Rincian Kesepakatan Damai AS-Iran Terungkap
Ilustrasi bendera Amerika Serikat- (foto by freepik)
CELEBESMEDIA.ID, Makassar - Rincian kesepakatan damai antara Amerika Serikat (AS) dan Iran akhirnya terungkap ke publik.
Dokumen yang dicetak di atas kertas berkop Gedung Putih tersebut memuat sejumlah poin penting yang menjadi dasar pembicaraan kedua negara untuk mengakhiri ketegangan di kawasan Timur Tengah.
Selain mengatur penghentian konflik dan masa depan program nuklir Iran, dokumen itu juga membahas menghentikan blokade AS dan Iran juga akan memperoleh kewenangan dalam pengelolaan pembukaan kembali Selat Hormuz, jalur pelayaran strategis yang menjadi salah satu urat nadi perdagangan minyak dunia.

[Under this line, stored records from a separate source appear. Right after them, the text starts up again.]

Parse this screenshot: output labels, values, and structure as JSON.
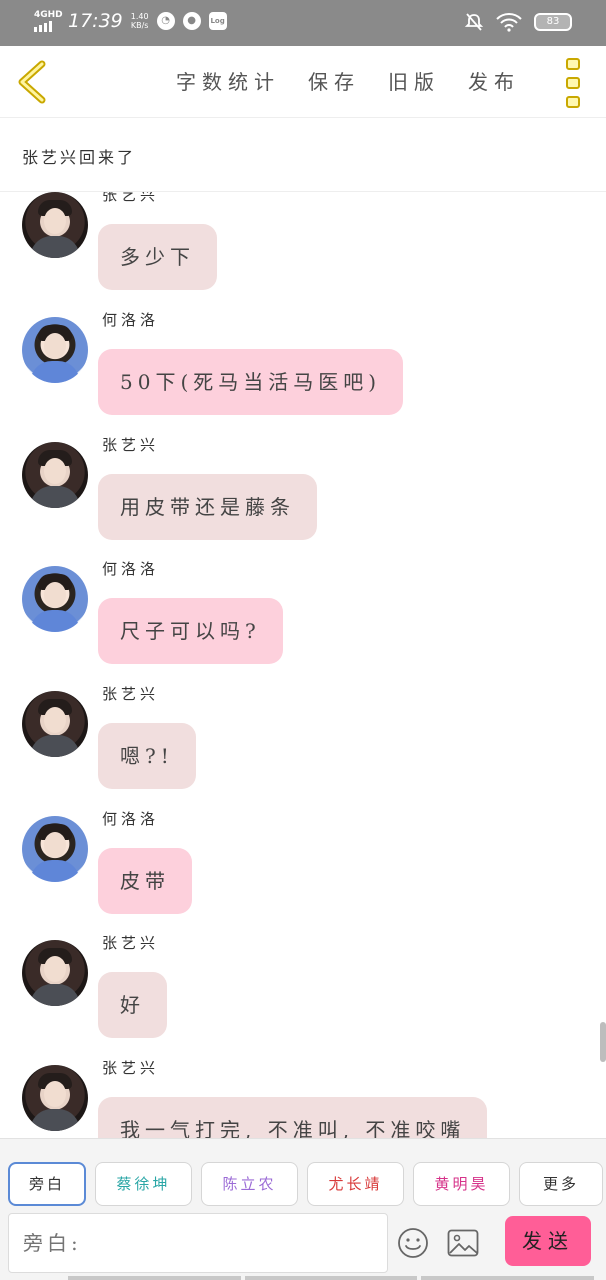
{
  "status_bar": {
    "network": "4GHD",
    "time": "17:39",
    "speed_value": "1.40",
    "speed_unit": "KB/s",
    "app_icon_label": "Log",
    "battery": "83"
  },
  "header": {
    "links": [
      "字数统计",
      "保存",
      "旧版",
      "发布"
    ]
  },
  "title": "张艺兴回来了",
  "messages": [
    {
      "speaker": "张艺兴",
      "text": "多少下",
      "side": "zhang"
    },
    {
      "speaker": "何洛洛",
      "text": "50下(死马当活马医吧)",
      "side": "he"
    },
    {
      "speaker": "张艺兴",
      "text": "用皮带还是藤条",
      "side": "zhang"
    },
    {
      "speaker": "何洛洛",
      "text": "尺子可以吗?",
      "side": "he"
    },
    {
      "speaker": "张艺兴",
      "text": "嗯?!",
      "side": "zhang"
    },
    {
      "speaker": "何洛洛",
      "text": "皮带",
      "side": "he"
    },
    {
      "speaker": "张艺兴",
      "text": "好",
      "side": "zhang"
    },
    {
      "speaker": "张艺兴",
      "text": "我一气打完, 不准叫, 不准咬嘴",
      "side": "zhang"
    }
  ],
  "characters": [
    {
      "label": "旁白",
      "color": "#333333"
    },
    {
      "label": "蔡徐坤",
      "color": "#2aa6a6"
    },
    {
      "label": "陈立农",
      "color": "#9b6bd6"
    },
    {
      "label": "尤长靖",
      "color": "#d83a3a"
    },
    {
      "label": "黄明昊",
      "color": "#d6338a"
    },
    {
      "label": "更多",
      "color": "#333333"
    }
  ],
  "composer": {
    "placeholder": "旁白:",
    "send_label": "发送"
  },
  "colors": {
    "accent_send": "#ff5e97",
    "bubble_zhang": "#f1dede",
    "bubble_he": "#fdd0dc",
    "more_menu": "#c9a800"
  }
}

Selain itu juga dicantumkan adanya rencana pembentukan dana rekonstruksi senilai 300 miliar dollar AS atau sekitar Rp5.328 triliun.
Dana tersebut disiapkan untuk mendukung pembangunan kembali Iran setelah konflik berakhir.

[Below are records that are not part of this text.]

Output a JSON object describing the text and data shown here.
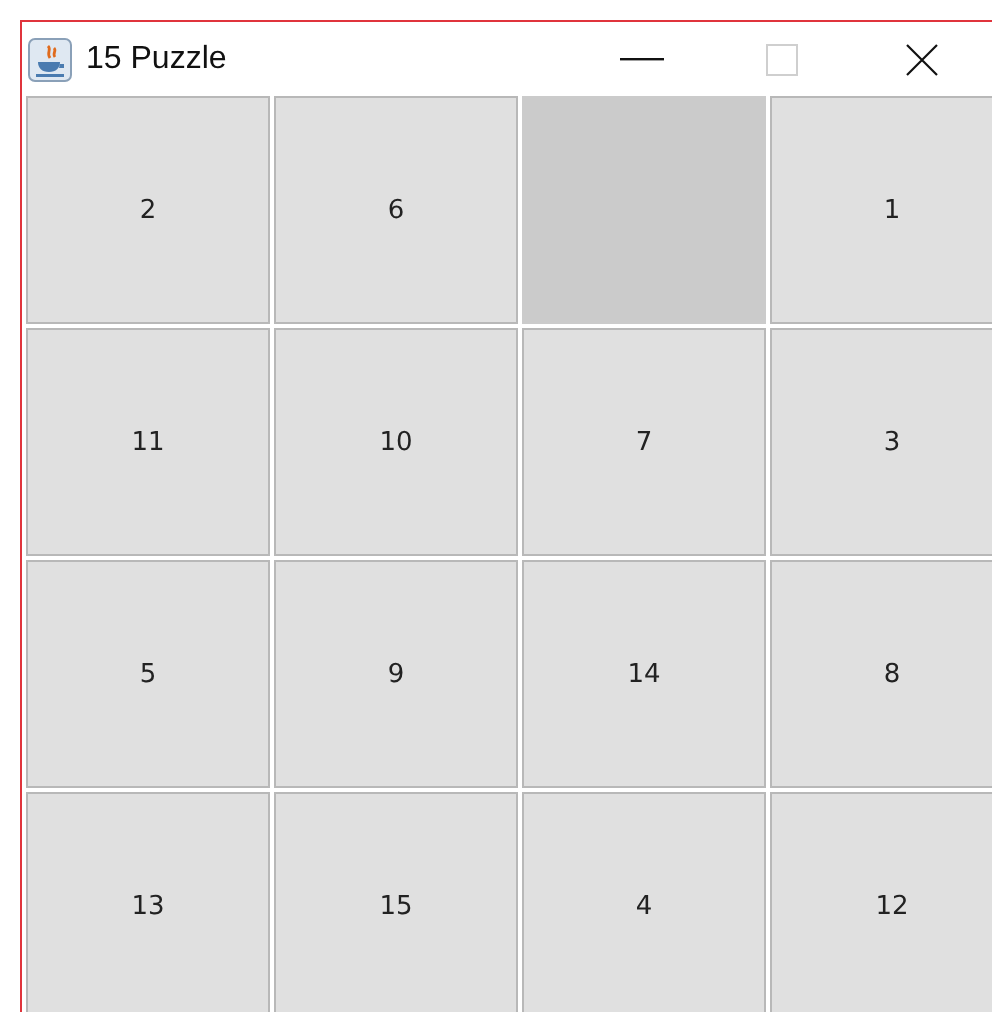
{
  "window": {
    "title": "15 Puzzle",
    "maximize_disabled": true
  },
  "tiles": [
    {
      "kind": "number",
      "label": "2"
    },
    {
      "kind": "number",
      "label": "6"
    },
    {
      "kind": "empty"
    },
    {
      "kind": "number",
      "label": "1"
    },
    {
      "kind": "number",
      "label": "11"
    },
    {
      "kind": "number",
      "label": "10"
    },
    {
      "kind": "number",
      "label": "7"
    },
    {
      "kind": "number",
      "label": "3"
    },
    {
      "kind": "number",
      "label": "5"
    },
    {
      "kind": "number",
      "label": "9"
    },
    {
      "kind": "number",
      "label": "14"
    },
    {
      "kind": "number",
      "label": "8"
    },
    {
      "kind": "number",
      "label": "13"
    },
    {
      "kind": "number",
      "label": "15"
    },
    {
      "kind": "number",
      "label": "4"
    },
    {
      "kind": "number",
      "label": "12"
    }
  ]
}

Dokumen pembicaraan tersebut menegaskan bahwa Iran tidak akan menerima dana yang berasal dari wajib pajak Amerika Serikat. Sebaliknya, sumber pendanaan disebut berasal dari aset-aset Iran yang sebelumnya dibekukan.

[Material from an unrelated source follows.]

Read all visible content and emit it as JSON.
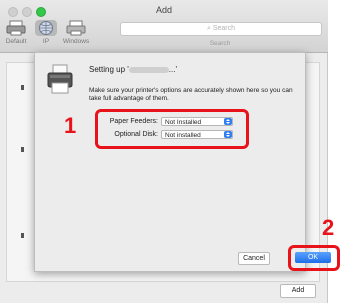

Berdasarkan rangkuman yang dimuat Metro dan New York Post sebagaimana yang diberitakan Kompas.com, Rabu (17/6), berikut poin-poin kesepakatan yang tercantum dalam dokumen tersebut:
1. Penghentian Seluruh Pertempuran
Iran, Amerika Serikat, dan para sekutunya sepakat menghentikan seluruh aktivitas pertempuran di kawasan, termasuk konflik yang terjadi di Lebanon.
2. Komitmen Tidak Mengembangkan Senjata Nuklir
Teheran akan mempertegas komitmennya untuk tidak pernah membangun maupun mengembangkan senjata nuklir dalam bentuk apa pun.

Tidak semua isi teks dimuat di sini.